Evans also starred on the Maryland Terrapins men's lacrosse team. He received a freshman letter in 1927, and varsity letters in 1928, 1929, 1930. He served as the team captain in 1930. In 1929, Evans scored 37 goals, which made him the nation's leading scorer, and he earned that title again the following year. He was named to the United States Intercollegiate Lacrosse Association All-America first team at the "in home" position in 1929, and the "out home" position in 1930. According to his National Lacrosse Hall of Fame biography, Evans was considered the best all-around lacrosse player of his time and the best player of the decade. In basketball, Evans received a freshman letter in 1927, and varsity letters in 1928, 1929, 1930. He was the team captain during the 1929-1930 season.

Evans was a member of the Omicron Delta Kappa honor society and the Kappa Alpha Order. He graduated from Maryland in 1930 with a Bachelor of Arts degree, and was voted the "Best Senior Athlete", finishing ahead of Julius J. Radice and Albert Heagy. Evans continued his postgraduate studies at the school in 1931.

==Professional career==
In 1932, Evans
played box lacrosse for the Baltimore club in the Box Lacrosse League, and led his team to an undefeated record as its highest scorer.
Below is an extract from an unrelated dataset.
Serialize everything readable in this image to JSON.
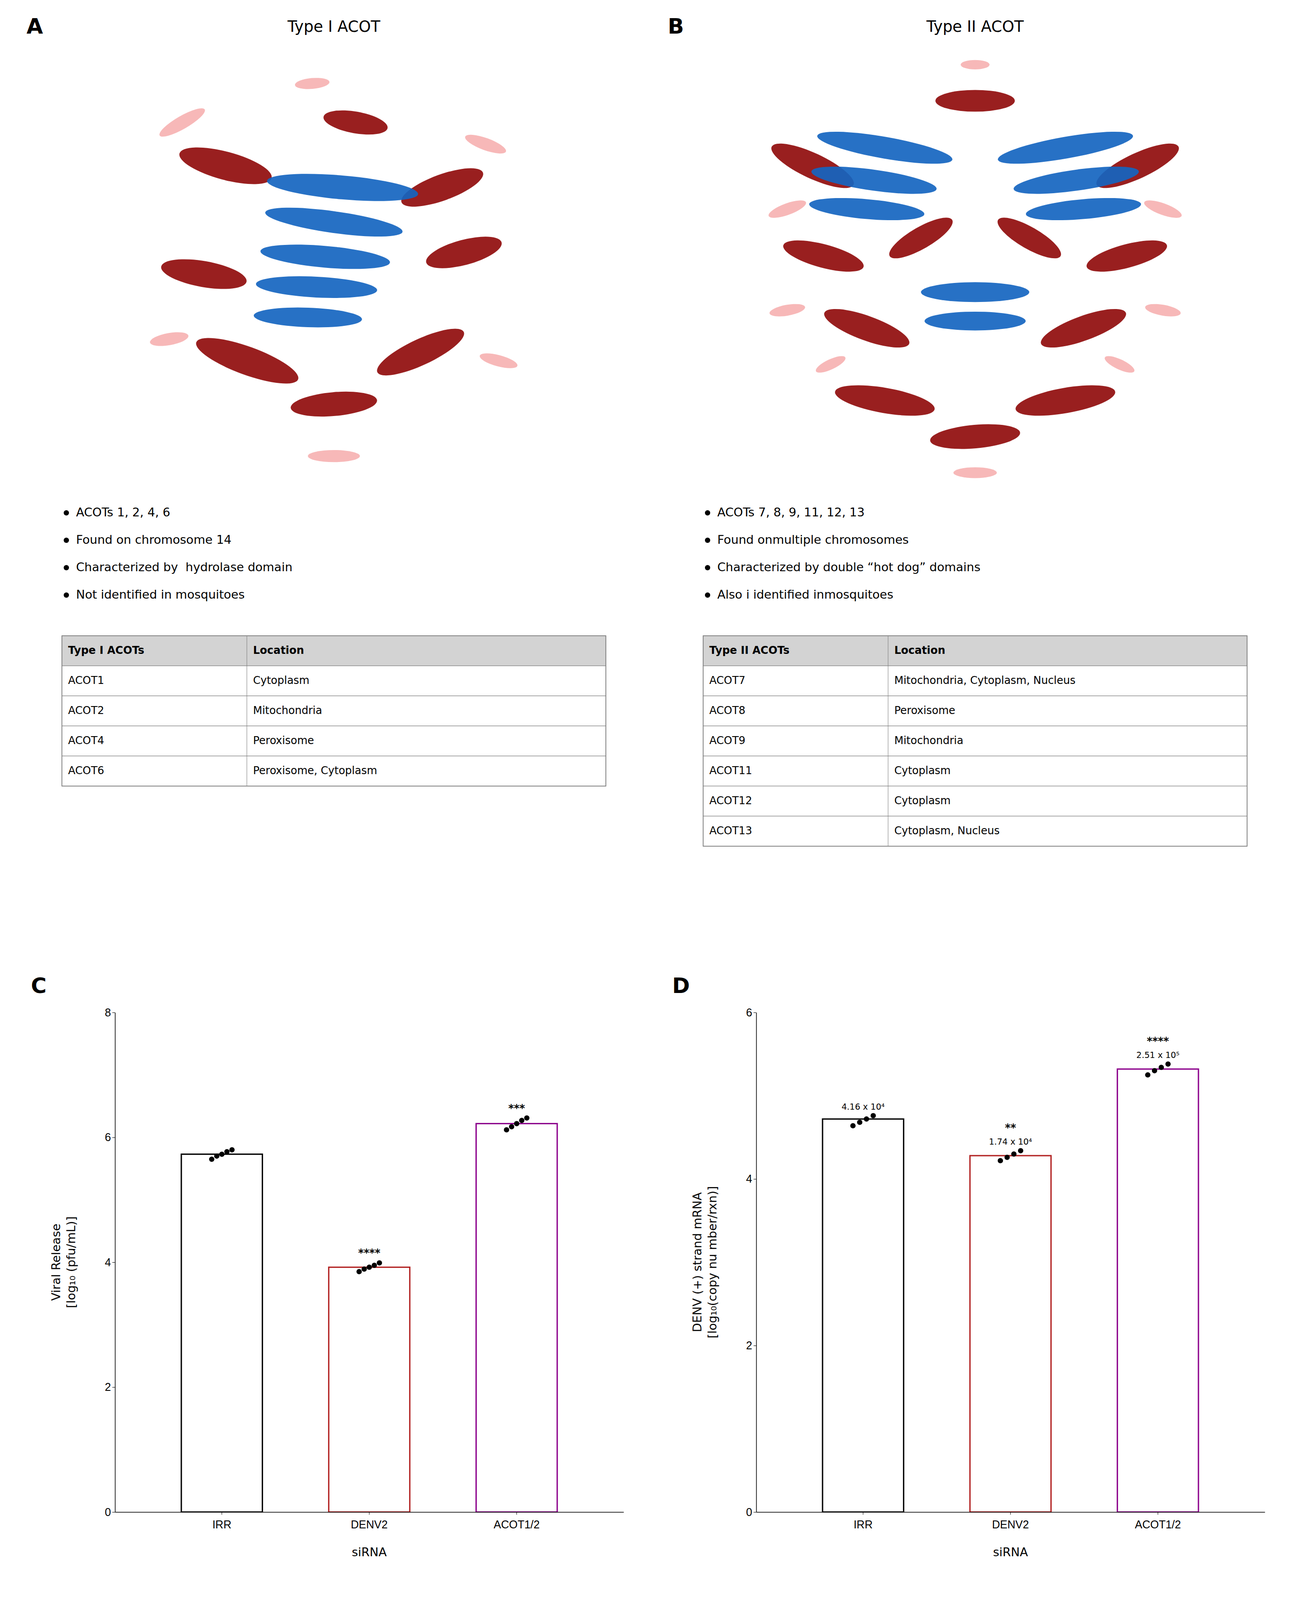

He finished his graduate studies at the George Washington University Law School, from which he received a Bachelor of Laws degree in 1934. In 1935, he began practicing law in Rockville, Maryland. In 1942, Evans enlisted in the United States Marine Corps and fought in the Battle of Peleliu and Battle of Okinawa. After the war, he resigned from the military with the rank of captain, and returned to practicing law in Montgomery County, Maryland, until his death in 1963.

==Death==
Evans died on August 18, 1963, at his home in Norbeck, Maryland. He was inducted into the Maryland Athletic Hall of Fame in 1961. Evans was posthumously inducted into the National Lacrosse Hall of Fame in 1966, and into the University of Maryland Athletic Hall of Fame in 1983.